Thursday, June 5, 2014

The “Secret to Happiness” Isn't on LinkedIn

LinkedIn's machine learning algorithms have decided that I need to be emailed daily with vacuous deepities from every self-proclaimed “life coach” on their multi-million user site, when, in fact, I hold them in contempt and put them into two categories: charlatans and clowns.

The charlatans prey on the insecurities that about half of us share: we don't like our jobs, we wonder if we were “meant to do” something else, our marriages or relationships could be better, we procrastinate, we feel guilty, or trapped, or unhappy or all of the above. The “cure” to all your ills is their patent medicine, their “Secret of Happiness” and as surely as snake-oil comes in a bottle, it's always the same hackneyed aphorism: “work towards being able to “pursue your passion” as a job even if it means taking a small pay-cut”, swiftly followed by a liberal dose of loosely connected banalities.

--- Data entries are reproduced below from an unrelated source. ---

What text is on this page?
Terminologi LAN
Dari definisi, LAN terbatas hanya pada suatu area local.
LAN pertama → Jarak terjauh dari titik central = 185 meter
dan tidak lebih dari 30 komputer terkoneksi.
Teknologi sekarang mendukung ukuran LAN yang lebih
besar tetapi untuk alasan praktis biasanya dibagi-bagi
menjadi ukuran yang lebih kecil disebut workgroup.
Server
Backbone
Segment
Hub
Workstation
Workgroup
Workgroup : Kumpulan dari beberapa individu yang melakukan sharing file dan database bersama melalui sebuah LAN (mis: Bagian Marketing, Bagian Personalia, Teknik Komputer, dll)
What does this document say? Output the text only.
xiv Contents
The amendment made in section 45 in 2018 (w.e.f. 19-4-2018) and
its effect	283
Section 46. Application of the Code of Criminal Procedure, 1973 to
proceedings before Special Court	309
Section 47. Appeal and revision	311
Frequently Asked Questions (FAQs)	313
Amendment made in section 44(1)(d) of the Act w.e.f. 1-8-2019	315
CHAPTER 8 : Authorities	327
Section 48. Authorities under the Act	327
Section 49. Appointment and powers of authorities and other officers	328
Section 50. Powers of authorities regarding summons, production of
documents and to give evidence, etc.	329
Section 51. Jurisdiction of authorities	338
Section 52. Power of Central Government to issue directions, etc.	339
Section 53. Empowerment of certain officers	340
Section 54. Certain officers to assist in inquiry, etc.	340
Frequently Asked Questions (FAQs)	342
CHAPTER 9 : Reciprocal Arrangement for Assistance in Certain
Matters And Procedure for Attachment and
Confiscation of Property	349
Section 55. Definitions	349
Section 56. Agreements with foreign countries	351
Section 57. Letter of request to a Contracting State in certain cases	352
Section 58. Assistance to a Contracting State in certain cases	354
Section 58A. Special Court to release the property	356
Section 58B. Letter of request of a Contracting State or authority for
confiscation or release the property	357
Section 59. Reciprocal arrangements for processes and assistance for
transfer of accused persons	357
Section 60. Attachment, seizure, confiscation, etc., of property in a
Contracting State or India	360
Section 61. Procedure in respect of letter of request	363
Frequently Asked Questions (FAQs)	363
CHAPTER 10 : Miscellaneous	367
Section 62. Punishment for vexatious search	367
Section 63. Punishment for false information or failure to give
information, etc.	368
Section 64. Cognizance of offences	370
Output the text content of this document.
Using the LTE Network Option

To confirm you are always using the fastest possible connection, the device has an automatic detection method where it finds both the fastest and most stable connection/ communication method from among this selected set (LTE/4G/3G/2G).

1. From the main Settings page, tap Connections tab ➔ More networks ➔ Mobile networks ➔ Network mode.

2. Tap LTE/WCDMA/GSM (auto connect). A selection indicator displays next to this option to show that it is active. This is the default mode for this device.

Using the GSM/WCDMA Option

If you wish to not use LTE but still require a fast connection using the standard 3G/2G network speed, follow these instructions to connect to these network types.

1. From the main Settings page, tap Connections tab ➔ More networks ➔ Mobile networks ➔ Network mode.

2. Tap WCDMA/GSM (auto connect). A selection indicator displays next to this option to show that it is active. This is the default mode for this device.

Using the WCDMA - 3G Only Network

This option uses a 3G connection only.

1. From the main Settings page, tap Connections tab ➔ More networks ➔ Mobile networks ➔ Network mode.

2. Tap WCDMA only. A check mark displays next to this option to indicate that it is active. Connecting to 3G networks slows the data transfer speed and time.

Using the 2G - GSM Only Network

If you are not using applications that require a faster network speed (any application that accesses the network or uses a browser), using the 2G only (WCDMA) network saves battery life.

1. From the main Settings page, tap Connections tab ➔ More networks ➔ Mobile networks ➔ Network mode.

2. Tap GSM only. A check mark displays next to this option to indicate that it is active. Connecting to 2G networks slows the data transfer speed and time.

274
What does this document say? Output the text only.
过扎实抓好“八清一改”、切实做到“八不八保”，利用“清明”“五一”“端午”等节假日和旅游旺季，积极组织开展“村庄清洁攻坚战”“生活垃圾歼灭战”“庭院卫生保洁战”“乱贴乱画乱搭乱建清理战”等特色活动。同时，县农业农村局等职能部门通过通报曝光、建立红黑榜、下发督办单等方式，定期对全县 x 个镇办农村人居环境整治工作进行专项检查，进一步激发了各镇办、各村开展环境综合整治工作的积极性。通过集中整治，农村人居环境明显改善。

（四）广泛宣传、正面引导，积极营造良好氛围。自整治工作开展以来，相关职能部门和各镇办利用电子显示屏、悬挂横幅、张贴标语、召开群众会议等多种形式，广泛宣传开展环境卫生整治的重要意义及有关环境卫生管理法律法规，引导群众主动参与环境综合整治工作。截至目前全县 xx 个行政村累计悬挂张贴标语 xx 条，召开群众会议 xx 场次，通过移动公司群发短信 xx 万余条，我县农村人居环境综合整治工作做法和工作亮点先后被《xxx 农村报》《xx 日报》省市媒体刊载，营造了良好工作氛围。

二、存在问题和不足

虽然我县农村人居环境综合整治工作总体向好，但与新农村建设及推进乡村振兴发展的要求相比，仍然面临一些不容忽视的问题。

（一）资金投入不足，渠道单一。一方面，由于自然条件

Almost worse than the charlatans are the semi-literate deluded clowns, who — having, to all appearances, dropped out of school and never been within a bull's bellow of an introductory philosophy or psychology book — nevertheless believe they're in a position to hawk hokey cornball platitudes to the rest of us (in fairness, I don't know if this particular “coach” is a charlatan or a clown, but, either way, I wouldn't give you the gum off the back of a stamp for five hundred of her moth-eaten potboilers).

The reality is that happiness is amenable to scientific inquiry and can be studied empirically. There are legitimate “happiness researchers” in psychology, psychiatry, and neuroscience. Here's the upshot of what we know: happiness is approximately
  • 50% genetic,
  • 40% attitude, and
  • 10% all the shit people think it's about.
If you're wondering what the hell I'm talking about, then you may have lucked out in the genetic component and just be naturally predisposed toward happiness, as opposed to your less fortunate counterpart on the other side with dysthymia.

But the really important points here are twofold:
  • your “career”, relationships, finances, etc. basically don't matter a shit; and
  • you can learn to change your “attitude”.
So you're really happy with the promotion you got today? Won the lottery today? Feeling on top of the world? In 6 months, you'll be at about the same level of happiness that you were up to yesterday. Just lost your legs in a car accident? Feeling suicidal? In 6 months you'll be at about the same level of happiness that you were up to yesterday. We adjust.

Empirical evidence suggests that spending 15–30 minutes every day cultivating mindful awareness or practising CBT techniques will do more for your long-term happiness than any new job, spouse, or money, and certainly more than any vapid drivel peddled on LinkedIn.